Although I like (and upvoted) #luserdroog's answer, I don't believe Postscript should be used for animations on this way - I'd rather use some language that can run widgets or display elements that are designed for real time display and user interation - that is not the case of postscript or ghostscript.
I think it would be nice, though, use postscript for aimations for rendering purposes - just rendering a page after each modification on the image, and using an external program to assemble the different pages as animation frames.
Maybe even using postscript as a rendering engine, with the process in another language calling ghostscript to render each frame in realtime. A nice and easy to use multimedia framework to do that could be for example, the Python language with the Pygame module.
Here is a short example using "pure python + pygame".
#! /usr/bin/env python
# coding: utf-8
import pygame
size = 640,480 #(in pixels)
# multiplying factor so that the whole image is 5 units across
factor = size[0] / 5.0
# Inits pygame drawing window
screen = pygame.display.set_mode(size)
# Rectangle drawing function that scales drawing using the factor above
def draw_rect(color, rect):
new_rect = [int (r * factor) for r in rect]
return pygame.draw.rect(screen, color, new_rect)
def main():
draw_rect((128,128,128), (0, 0, 3, 3))
colors = ((255,255,255), (0,0,0))
color_index = 0
while True:
draw_rect(colors[color_index], (0, 1, 3, 1))
pygame.display.flip()
color_index = 1 - color_index
pygame.time.delay(50) # in miliseconds
try:
main()
finally:
pygame.quit()
To execute this, you have to have Python and Pygame (from http://pygame.org - there are ready packages on most linux systems for that)

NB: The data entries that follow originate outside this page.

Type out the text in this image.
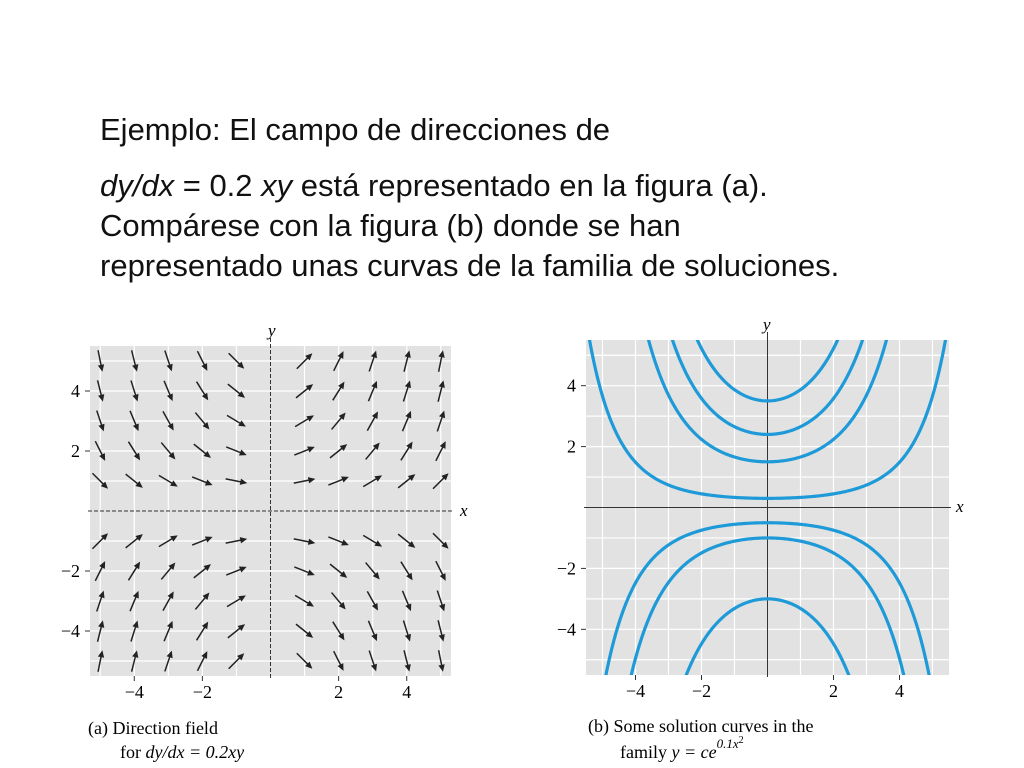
Ejemplo: El campo de direcciones de

dy/dx = 0.2 xy está representado en la figura (a).

Compárese con la figura (b) donde se han

representado unas curvas de la familia de soluciones.

−4	−2	2	4
4
2
−2
−4
y
x
(a) Direction field
for dy/dx = 0.2xy
−4	−2	2	4
4
2
−2
−4
y
x
(b) Some solution curves in the
family $y = ce^{0.1x2}$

Pygame's drawing API is much poorer than postscript - if you need more than rectangles
(like bezies, scaling, rotating and shearing the coordinate system, and so on), the way to go is to use Cairo + python + some display library (which might be pygame, GTK+ or qt) . Cairo is a 2D drawing library that inherits from the postscript way. - or, as I said above, to drive a ghostscript external process using Python, having it generating a rle compressed image file to stdout or a ramdrive, and that image read and displayed frame by frame using python + pygame.
Another option is to use HTML5's Canvas, and do everything in Javascript, viewable on a browser. HTML5's Canvas also inherits the Postscript way of drawing.